Wie tickt ein Mann privat, der beruflich Risiken eingeht, sich an Neuerungen wagt, taktisch klug agiert und Erfolg um Erfolg vorweisen kann? Kanyar strickt ein Beziehungsdrama der besonderen Art um Jakob Fugger, das viel Emotionen enthält und -gerade in mittelalterlichen Verhältnissen- nicht weit hergeholt scheint.
Inhalt
Familie Fugger residiert in Augsburg. Nach beendeter Ausbildung kommt Jakob Fugger aus Venedig nach Hause zur Mutter Barbara, die (noch) über das Familienunternehmen wacht, und den beiden Brüdern Ulrich und Georg Fugger. Die erworbene Weltoffenheit lässt ihn Augsburg furchtbar klein und spießig erscheinen (eigentlich passiert das jedem, der aus einer anderen Stadt nach Augsburg kommt, auch heute noch!). Aus dem Süden bringt er nicht nur die Idee mit der doppelten Buchhaltung mit, sondern auch die südländische Art zu feiern.
Er trifft auf Sybilla, seine Jugendliebe. Nach anfänglicher Freude muss er entsetzt feststellen, dass sie verheiratet und Mutter einer Tochter ist. Da er Sybilla nicht haben kann – sie macht ihm klar, dass sie ihren Mann trotz aller leidenschaftlicher Gefühle zu Jakob nicht verlassen wird – stürzt sich Fugger in seine Geschäfte. Er entwirft neue Geschäftsmodelle, geht Risiken ein und hängt bald Konkurrent Welser finanztechnisch gesehen ab. Als reichster Mann der Welt hat er auch Einfluss auf die Politik des Landes, gehören doch Fürsten und sogar Kaiser Maximilian zu seinen Schuldnern. Über all dem beruflichen Erfolg vergisst Jakob seine Jugendliebe nie, bindet sich deshalb auch nicht anderweitig. Auch nach dem Tod von Sybillas Mann weist Sybilla ihn ab, kann sie ihm doch im fortgeschrittenen Alter keinen Erben mehr schenken. Sie bietet ihm stattdessen die Hand ihrer Tochter. So kann sie Jakob zumindest nahe bleiben. Jakob ist nicht überzeugt, aber aus Liebe zu Sybilla heiratet er deren Tochter Sybilla junior.

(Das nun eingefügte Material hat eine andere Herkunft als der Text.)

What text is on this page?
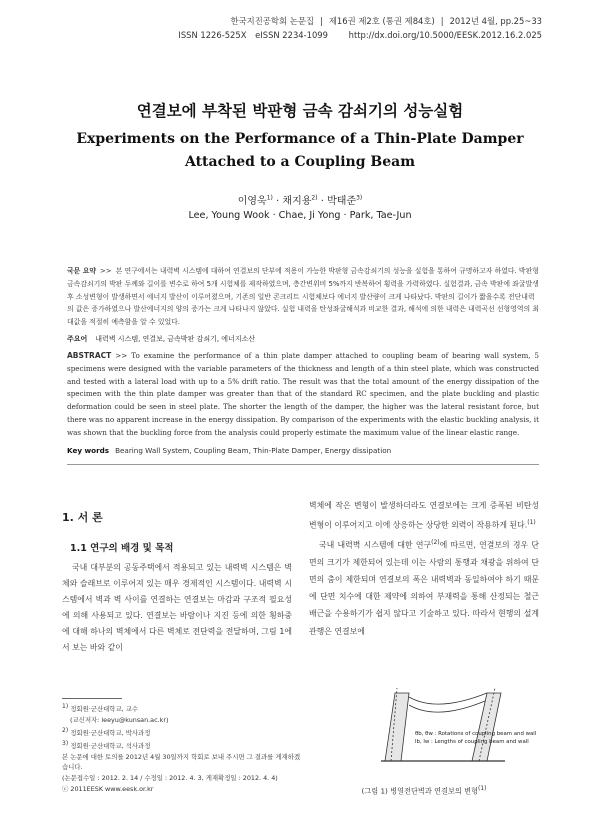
한국지진공학회 논문집 | 제16권 제2호 (통권 제84호) | 2012년 4월, pp.25~33
ISSN 1226-525X eISSN 2234-1099 http://dx.doi.org/10.5000/EESK.2012.16.2.025
연결보에 부착된 박판형 금속 감쇠기의 성능실험
Experiments on the Performance of a Thin-Plate Damper
Attached to a Coupling Beam
이영욱$^{1)}$ · 채지용$^{2)}$ · 박태준$^{3)}$
Lee, Young Wook · Chae, Ji Yong · Park, Tae-Jun
국문 요약 >> 본 연구에서는 내력벽 시스템에 대하여 연결보의 단부에 적용이 가능한 박판형 금속감쇠기의 성능을 실험을 통하여 규명하고자 하였다. 박판형 금속감쇠기의 박판 두께와 길이를 변수로 하여 5개 시험체를 제작하였으며, 층간변위비 5%까지 반복하여 횡력을 가력하였다. 실험결과, 금속 박판에 좌굴발생 후 소성변형이 발생하면서 에너지 발산이 이루어졌으며, 기존의 일반 콘크리트 시험체보다 에너지 발산량이 크게 나타났다. 박판의 길이가 짧을수록 전단내력의 값은 증가하였으나 발산에너지의 양의 증가는 크게 나타나지 않았다. 실험 내력을 탄성좌굴해석과 비교한 결과, 해석에 의한 내력은 내력곡선 선형영역의 최대값을 적절히 예측함을 알 수 있었다.
주요어 내력벽 시스템, 연결보, 금속박판 감쇠기, 에너지소산
ABSTRACT >> To examine the performance of a thin plate damper attached to coupling beam of bearing wall system, 5 specimens were designed with the variable parameters of the thickness and length of a thin steel plate, which was constructed and tested with a lateral load with up to a 5% drift ratio. The result was that the total amount of the energy dissipation of the specimen with the thin plate damper was greater than that of the standard RC specimen, and the plate buckling and plastic deformation could be seen in steel plate. The shorter the length of the damper, the higher was the lateral resistant force, but there was no apparent increase in the energy dissipation. By comparison of the experiments with the elastic buckling analysis, it was shown that the buckling force from the analysis could properly estimate the maximum value of the linear elastic range.
Key words Bearing Wall System, Coupling Beam, Thin-Plate Damper, Energy dissipation
1. 서 론
1.1 연구의 배경 및 목적

국내 대부분의 공동주택에서 적용되고 있는 내력벽 시스템은 벽체와 슬래브로 이루어져 있는 매우 경제적인 시스템이다. 내력벽 시스템에서 벽과 벽 사이를 연결하는 연결보는 마감과 구조적 필요성에 의해 사용되고 있다. 연결보는 바람이나 지진 등에 의한 횡하중에 대해 하나의 벽체에서 다른 벽체로 전단력을 전달하며, 그림 1에서 보는 바와 같이

$^{1)}$ 정회원·군산대학교, 교수
(교신저자: leeyu@kunsan.ac.kr)
$^{2)}$ 정회원·군산대학교, 박사과정
$^{3)}$ 정회원·군산대학교, 석사과정
본 논문에 대한 토의를 2012년 4월 30일까지 학회로 보내 주시면 그 결과를 게재하겠습니다.
(논문접수일 : 2012. 2. 14 / 수정일 : 2012. 4. 3, 게재확정일 : 2012. 4. 4)
ⓒ 2011EESK www.eesk.or.kr

벽체에 작은 변형이 발생하더라도 연결보에는 크게 증폭된 비탄성 변형이 이루어지고 이에 상응하는 상당한 외력이 작용하게 된다.$^{(1)}$

국내 내력벽 시스템에 대한 연구$^{(2)}$에 따르면, 연결보의 경우 단면의 크기가 제한되어 있는데 이는 사람의 통행과 채광을 위하여 단면의 춤이 제한되며 연결보의 폭은 내력벽과 동일하여야 하기 때문에 단면 치수에 대한 제약에 의하여 부재력을 통해 산정되는 철근 배근을 수용하기가 쉽지 않다고 기술하고 있다. 따라서 현행의 설계관행은 연결보에

θb, θw : Rotations of coupling beam and wall
lb, lw : Lengths of coupling beam and wall
(그림 1) 병열전단벽과 연결보의 변형$^{(1)}$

Nach einem Jahrzehnt des ungebremsten Aufstieges ist auch Fugger nicht vor Krisen gescheut. Als der Kaiser sterbenskrank wird, muss Jakob fürchten, den Großteil seines Geldes zu verlieren. Er versucht, weiter innovativ neue Welten zu erkunden, während seine Ehefrau unzufrieden ist. Sie hat längst festgestellt, dass Jakob sie nicht liebt, sondern ihre Mutter verehrt. Diese stirbt mit der Erkenntnis, die falschen Entscheidungen im Leben getroffen zu haben. Als Martin Luther im Haus von Fugger verhört wird, begeistert sich Sybilla junior für dessen Lehre und verlässt Jakob. Am Ende seines Lebens hat Jakob Fugger zwar den Titel als reichster Mann der Welt vorzuweisen, steht aber ohne die Liebe seines Lebens allein da.
Lieder
Ouvertüre
Die Ouvertüre beginnt fanfarenartig und stimmt damit gleich auf das Thema ein: Das Leben des damals reichsten Menschen der Welt – was außer Fanfaren wäre da angemessener? Die fanfarenartigen Renaissance-Klänge aber verwandeln sich schnell und zielgerichtet in ein Potpourri der eingängigsten Themen des Stückes.
Opening
Vier Herolde beginnen schließlich das Stück und besingen Augsburg, Augsburg du mächtigste Stadt. Diese Hymne an die Heimatstadt findet ohne Umwege den Weg in des Zuhörers Ohr, vielleicht, weil es im Thema ein wenig an die Black Pearl aus dem Fluch der Karibik erinnert, eingetaucht in Dreiklangsfarben früherer Zeiten.Der Chor steigt mit ein und schöpft Höhen und Tiefen voll aus. Es wird uns der Heimkehrer Jakob Fugger vorgestellt, der im fernen Venedig eine Ausbildung zum Kaufmann erhalten hat. Empfangen wird er von seinen Brüdern Ulrich und Georg und seiner Mutter. Mit dem Geschäftsmann Welser kommt auch gleich der Gegenspieler in Sachen Geschäfte auf den Plan. Jakobs Familie sowie Welser stellen das traditionelle Gegengewicht dar zu Jakob Fugger, der, aus Italien kommend, neue Ideen sowohl in Sachen Finanzgeschäfte als auch Lebensfreude mitbringt.
Tanz!
Da taucht Sybilla auf, Jakobs Jugendliebe. In einem wunderschönen Duett entfaltet die Musik und der Gesang der beiden Hauptdarsteller ein klares weiches Bild vom zärtlichen Versprechen, immer zusammenzubleiben, welches sie sich als Kinder gegeben haben. Jakob hat diese Idee über die ganze Zeit seiner Abwesenheit bewahrt, ja geradezu geschützt. Mit liebevoller Eindringlichkeit erinnert er Sybilla an dieses Versprechen, ihm und seiner unkonventionellen Art zu folgen: Komm lass dich gehen, ich geh mit. Die Art und Weise, wie harmonisch das Lied komponiert wurde, setzt hier schon den unmissverständlichen Akzent, dass diese beiden Menschen etwas besonderes verbindet.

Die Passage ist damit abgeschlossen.